I'd probably use something like
moveTextViewForKeyboard:(NSNotification*)aNotification up: (BOOL) up
to trigger the frameSize change of the scrollView and enable scrolling.
OK, so I am learning to use UIScrollView in interface builder. since the scrollView itself does not have any content, I created another view, the contentView, to hold my controls and scrollable content. into this view I place controls, labels, etc and then in my code i set the contentSize of the scrollView to the size of this contentView.
My question seems stunningly simple and so obvious that I must have missed something somewhere. when I created this XIB in IB I got your standard empty iPhone interface window. I dropped a scrollView on top of it, it took up the whole window. I dropped a view on top of that, it took up the whole scrollview. I added some controls, which so far I can still see inside the contentView rectangle in IB.

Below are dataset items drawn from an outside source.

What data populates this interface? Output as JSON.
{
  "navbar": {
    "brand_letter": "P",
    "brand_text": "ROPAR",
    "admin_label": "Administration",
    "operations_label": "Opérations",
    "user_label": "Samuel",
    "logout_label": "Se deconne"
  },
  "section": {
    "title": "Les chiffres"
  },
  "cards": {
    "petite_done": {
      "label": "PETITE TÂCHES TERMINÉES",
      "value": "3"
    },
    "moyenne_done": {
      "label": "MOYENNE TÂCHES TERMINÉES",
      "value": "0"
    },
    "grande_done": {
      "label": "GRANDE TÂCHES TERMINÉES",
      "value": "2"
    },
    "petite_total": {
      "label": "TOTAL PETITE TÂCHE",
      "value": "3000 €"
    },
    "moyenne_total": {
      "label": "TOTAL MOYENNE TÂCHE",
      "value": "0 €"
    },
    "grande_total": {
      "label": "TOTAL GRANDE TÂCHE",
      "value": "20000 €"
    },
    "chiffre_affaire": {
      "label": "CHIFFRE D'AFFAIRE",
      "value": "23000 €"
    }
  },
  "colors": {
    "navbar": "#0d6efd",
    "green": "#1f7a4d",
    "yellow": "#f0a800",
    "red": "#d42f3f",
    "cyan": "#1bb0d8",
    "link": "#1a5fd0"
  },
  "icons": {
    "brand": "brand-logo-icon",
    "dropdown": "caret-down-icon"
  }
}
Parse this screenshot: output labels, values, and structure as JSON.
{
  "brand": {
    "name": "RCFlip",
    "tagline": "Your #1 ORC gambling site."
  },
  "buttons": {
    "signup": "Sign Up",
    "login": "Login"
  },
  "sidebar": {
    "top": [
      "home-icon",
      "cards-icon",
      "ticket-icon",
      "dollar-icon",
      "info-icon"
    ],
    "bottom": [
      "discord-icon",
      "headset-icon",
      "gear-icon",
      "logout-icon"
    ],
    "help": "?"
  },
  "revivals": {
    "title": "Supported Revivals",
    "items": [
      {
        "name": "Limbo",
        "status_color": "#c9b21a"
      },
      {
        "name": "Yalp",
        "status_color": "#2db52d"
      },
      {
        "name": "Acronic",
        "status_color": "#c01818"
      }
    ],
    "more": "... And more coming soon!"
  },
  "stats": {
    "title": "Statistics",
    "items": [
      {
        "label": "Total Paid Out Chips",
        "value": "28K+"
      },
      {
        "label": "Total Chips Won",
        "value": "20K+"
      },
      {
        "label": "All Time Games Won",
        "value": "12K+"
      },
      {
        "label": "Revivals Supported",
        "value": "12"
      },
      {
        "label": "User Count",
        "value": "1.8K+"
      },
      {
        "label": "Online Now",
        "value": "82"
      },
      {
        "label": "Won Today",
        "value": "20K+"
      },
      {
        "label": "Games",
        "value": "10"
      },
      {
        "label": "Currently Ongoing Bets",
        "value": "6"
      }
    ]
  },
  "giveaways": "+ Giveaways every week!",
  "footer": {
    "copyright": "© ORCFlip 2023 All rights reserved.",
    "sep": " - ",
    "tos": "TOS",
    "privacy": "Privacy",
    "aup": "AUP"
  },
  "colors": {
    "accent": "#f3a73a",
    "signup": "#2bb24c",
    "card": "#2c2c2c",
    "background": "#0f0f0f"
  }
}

My question is how do I work on/add controls which lie outside of the visible part of the contentView in IB? LOL. it seems so simple, but i just don't get it. I can set the height of the content view or drag the rectangle to whatever I like (and indeed this is the whole point of having a scrollview) but the fixed UI window from IB won't expand so i can see the "offscreen" part of the contentView to add more controls. It's like it's just fixed at that size because that's the size of one iPhone screen and it won't let me make it any bigger/taller.
what did I do wrong?
-a
You need to turn off all simulated user interface elements (like the status bar) to be "undefined" except for size, which you select to be "Freeform" from the drop-down, and then you can set the view height using the Ruler tab to be whatever you like.
For example, here I've selected a photo view controller, and set the size in the right side bar to be "iPad Full Screen" - but I could also change that to "freeform" to set any height I wished.
First add a ViewController by any which way you prefer. Then in interface builder, click on the view controller Icon (on left). In the connections inspector click on the ruler icon "Show the size inspector". There will be option list for simulated size, change to "Freeform" and increase the height to any size you want. Hope this helps.
neeever mind. you drag the content view up so that some controls are offscreen and then add more controls/expand to the part you just made visible by moving the top stuff off the top. in effect, you physically scroll the contentView in IB by dragging it with the mouse. seems a smidge counterintuitive, but whatever.
Set simulated size to freeform for the the view controller to a large enough size that you can add in your controls
You don't have to create a view to place inside the scrollview if you don't want. In your case, it sounds like it doesn't make much sense.
As for the second part of your question, you can place items directly on the scrollview (it is a view afterall), as subviews. If you want them to be off screen, then just set their frame up to be at those particular x, y coordinates you want it to be at. You will have to ensure your scrollview's contentSize property is large enough though to house your entire content, this is what allows scrolling horizontally/vertically.
You probably want to do the offscreen elements programmaticly instead of using xibs.